Personal information
- Full name: Alexander Charles Richards
- Born: 13 September 1971 (age 54) Ilford, London, England
- Batting: Right-handed
- Bowling: Right-arm off break

Domestic team information
- 1999–2003: Essex Cricket Board

Career statistics
| Competition | LA |
| Matches | 6 |
| Runs scored | 172 |
| Batting average | 28.66 |
| 100s/50s | –/2 |
| Top score | 64 |
| Balls bowled | – |
| Wickets | – |
| Bowling average | – |
| 5 wickets in innings | – |
| 10 wickets in match | – |
| Best bowling | – |
| Catches/stumpings | 4/– |
- Source: Cricinfo, 7 November 2010

= Alex Richards (cricketer) =

English cricketer

Alexander Charles Richards (born 13 September 1971) is an English cricketer. Richards is a right-handed batsman who bowls right-arm off break. He was born in Ilford, London.

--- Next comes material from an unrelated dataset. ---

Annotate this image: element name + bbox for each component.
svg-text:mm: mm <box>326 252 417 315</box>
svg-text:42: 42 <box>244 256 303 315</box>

Richards played for Durham University Cricket Club as a student. He represented the Essex Cricket Board in List A cricket. His debut List A match came against Ireland in the 1999 NatWest Trophy. From 1999 to 2003, he represented the Board in 6 List A matches, the last of which came against Essex in the 2003 Cheltenham & Gloucester Trophy. In his 6 List A matches, he scored 172 runs at a batting average of 28.66, with 2 half centuries and a high score of 64. In the field he took 4 catches.